Han pasado casi doce meses desde el derrumbe de El Carmelo, pero 450 personas siguen sin poder regresar a sus casas. La mayoría vive en apartamentos alquilados y recibe del Ayuntamiento 900 euros al mes para hacer frente a los gastos de arrendamiento y manutención. Unas 30 personas viven en pisos de familiares o en segundas residencias y 60 están en hoteles de la Ciudad Condal.

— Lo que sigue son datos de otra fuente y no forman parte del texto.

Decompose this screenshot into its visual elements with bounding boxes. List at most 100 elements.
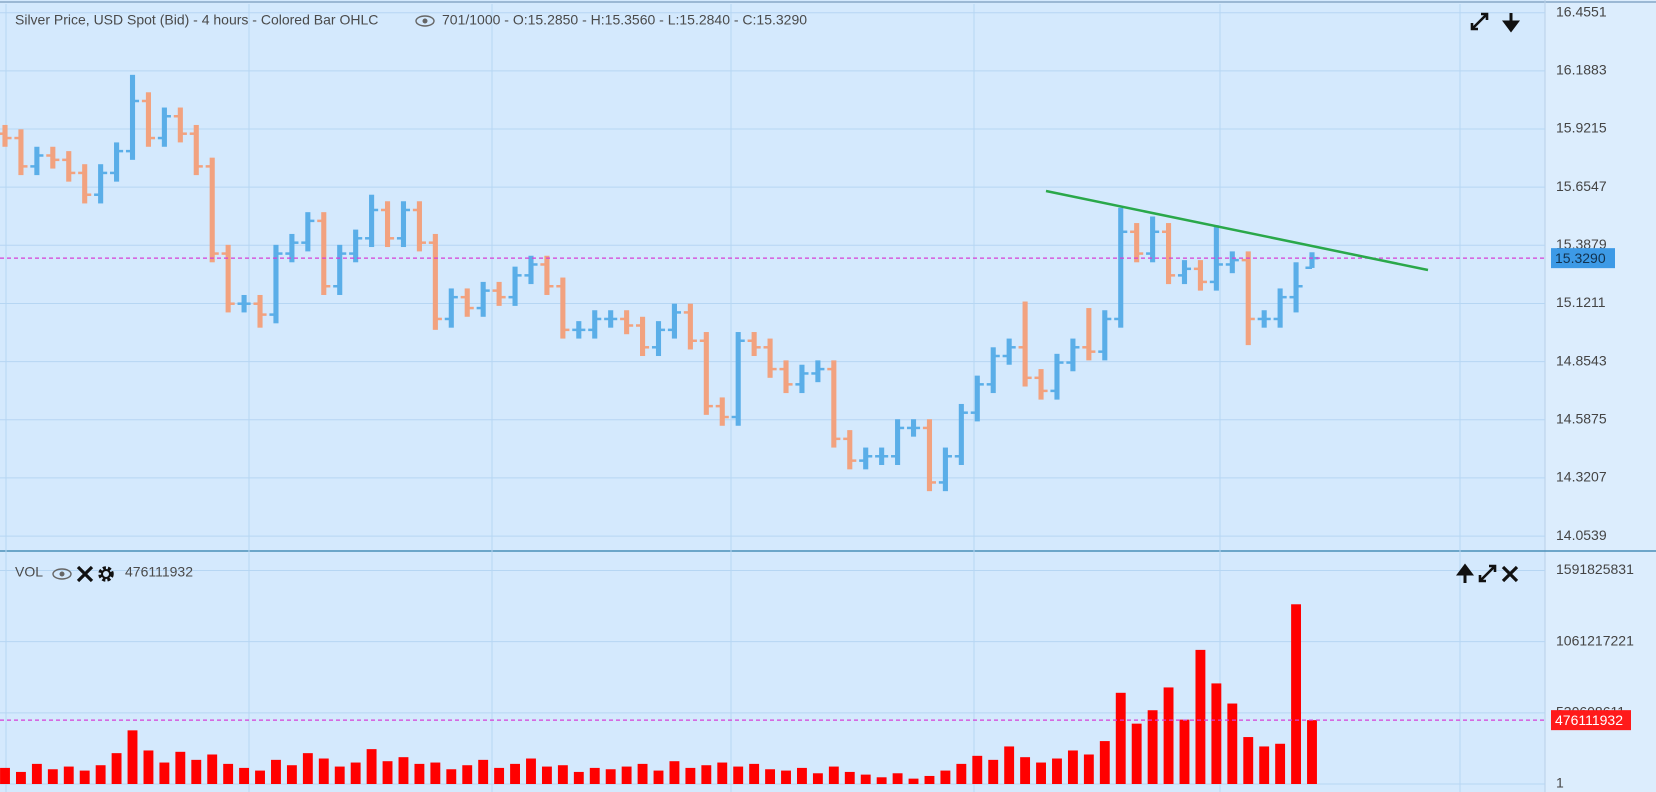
ohlc-range — [337, 244, 343, 295]
ohlc-range — [687, 303, 693, 350]
ohlc-range — [735, 332, 741, 426]
ohlc-range — [66, 151, 72, 182]
volume-bar — [1291, 604, 1302, 784]
ohlc-range — [114, 142, 120, 182]
chart-title: Silver Price, USD Spot (Bid) - 4 hours -… — [15, 12, 378, 28]
eye-icon[interactable] — [52, 568, 72, 580]
y-tick-label: 14.5875 — [1556, 410, 1607, 426]
ohlc-range — [1118, 207, 1124, 328]
ohlc-range — [448, 288, 454, 328]
volume-bar — [207, 754, 218, 784]
ohlc-range — [528, 255, 534, 285]
down-glyph — [1502, 13, 1520, 33]
ohlc-range — [273, 244, 279, 324]
volume-bar — [781, 770, 791, 784]
gear-teeth — [98, 566, 114, 582]
ohlc-range — [863, 447, 869, 470]
trend-line[interactable] — [1045, 189, 1429, 272]
y-tick-label: 14.0539 — [1556, 527, 1607, 543]
ohlc-range — [1213, 225, 1219, 291]
volume-current: 476111932 — [125, 564, 193, 580]
volume-bar — [1147, 710, 1158, 784]
ohlc-range — [496, 281, 502, 306]
ohlc-range — [209, 157, 215, 263]
volume-bar — [589, 767, 600, 784]
maximize-glyph — [1470, 12, 1489, 31]
y-tick-label: 16.4551 — [1556, 3, 1607, 19]
ohlc-range — [321, 212, 327, 295]
settings-icon[interactable] — [98, 566, 114, 582]
volume-bar — [701, 765, 712, 784]
ohlc-range — [400, 201, 407, 248]
maximize-icon[interactable] — [1470, 12, 1489, 31]
ohlc-summary: 701/1000 - O:15.2850 - H:15.3560 - L:15.… — [442, 12, 807, 28]
volume-bar — [31, 763, 42, 784]
ohlc-range — [416, 201, 422, 252]
volume-bar — [350, 762, 361, 784]
ohlc-range — [671, 303, 677, 339]
y-tick-label: 1 — [1556, 775, 1564, 791]
ohlc-range — [799, 364, 805, 394]
move-down-icon[interactable] — [1502, 13, 1520, 33]
ohlc-range — [544, 255, 550, 295]
ohlc-range — [1070, 338, 1076, 372]
last-value-label: 476111932 — [1555, 712, 1623, 728]
volume-bar — [63, 766, 74, 784]
ohlc-range — [98, 164, 104, 204]
maximize-icon[interactable] — [1478, 564, 1497, 583]
volume-bar — [398, 757, 409, 784]
close-icon[interactable] — [1501, 565, 1519, 583]
last-value-box — [1551, 710, 1631, 731]
ohlc-range — [958, 403, 964, 465]
volume-bar — [79, 770, 90, 784]
ohlc-range — [847, 430, 853, 470]
volume-bar — [685, 767, 696, 784]
axis-area — [1545, 0, 1656, 792]
volume-bar — [573, 771, 584, 784]
ohlc-range — [432, 233, 438, 330]
ohlc-range — [640, 316, 646, 357]
volume-bar — [1099, 741, 1110, 784]
ohlc-range — [512, 266, 518, 306]
y-tick-label: 1061217221 — [1556, 632, 1634, 648]
volume-bar — [366, 749, 377, 784]
ohlc-range — [1181, 260, 1188, 285]
grid — [0, 4, 1545, 792]
ohlc-range — [1102, 310, 1108, 361]
ohlc-range — [1134, 223, 1140, 263]
gear-ring — [101, 569, 111, 579]
ohlc-range — [353, 229, 359, 263]
volume-bar — [414, 763, 425, 784]
y-tick-label: 14.8543 — [1556, 352, 1607, 368]
volume-bar — [908, 778, 919, 784]
ohlc-range — [1309, 252, 1315, 268]
volume-bar — [143, 750, 154, 784]
volume-bar — [302, 753, 313, 784]
volume-bar — [255, 770, 265, 784]
eye-icon[interactable] — [415, 15, 435, 27]
volume-bar — [47, 769, 58, 784]
ohlc-range — [974, 375, 980, 422]
ohlc-range — [1054, 353, 1060, 400]
eye-pupil — [59, 571, 65, 577]
volume-bar — [924, 775, 935, 784]
volume-bar — [1163, 687, 1174, 784]
last-value-label: 15.3290 — [1555, 250, 1606, 266]
ohlc-range — [990, 347, 996, 394]
volume-bar — [334, 766, 345, 784]
volume-bar — [1004, 746, 1015, 784]
volume-bar — [876, 777, 887, 784]
volume-bar — [956, 763, 967, 784]
close-icon[interactable] — [76, 565, 94, 583]
volume-bar — [669, 761, 680, 784]
ohlc-range — [305, 212, 311, 252]
ohlc-range — [225, 244, 231, 313]
ohlc-range — [942, 447, 948, 492]
volume-bar — [510, 763, 520, 784]
eye-pupil — [422, 18, 428, 24]
y-tick-label: 15.6547 — [1556, 178, 1607, 194]
move-up-icon[interactable] — [1456, 563, 1474, 583]
volume-bar — [159, 762, 170, 784]
volume-bar — [1036, 762, 1046, 784]
y-tick-label: 16.1883 — [1556, 62, 1607, 78]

El inmenso socavón dejó a casi un centenar de personas sin casas, al tener que derribarse 35 pisos. De momento, este colectivo de afectados ha recibido de la Generalitat un piso de protección oficial que podrá ser puesto a la venta en el mercado de la vivienda, y han recibido una ayuda de 70.000 euros por familia, además de 10.000 por persona a partir del segundo miembro y otros 30.000 euros en concepto de «daños morales». Sin embargo, 33 de los 1.276 afectados han denunciado que aún no han recibido la indemnización a la que tienen derecho y, de los 236 comercios que cerraron sus puertas, 35 siguen clausurados.
Tomás García, uno de los afectados, asegura que algunos vecinos han conseguido ser indemnizados, pero lamenta «la lentitud del proceso» y que «los políticos no quieran ir hasta el fondo del problema, que se llama especulación de una minoría de empresas en contra de los intereses de la mayoría».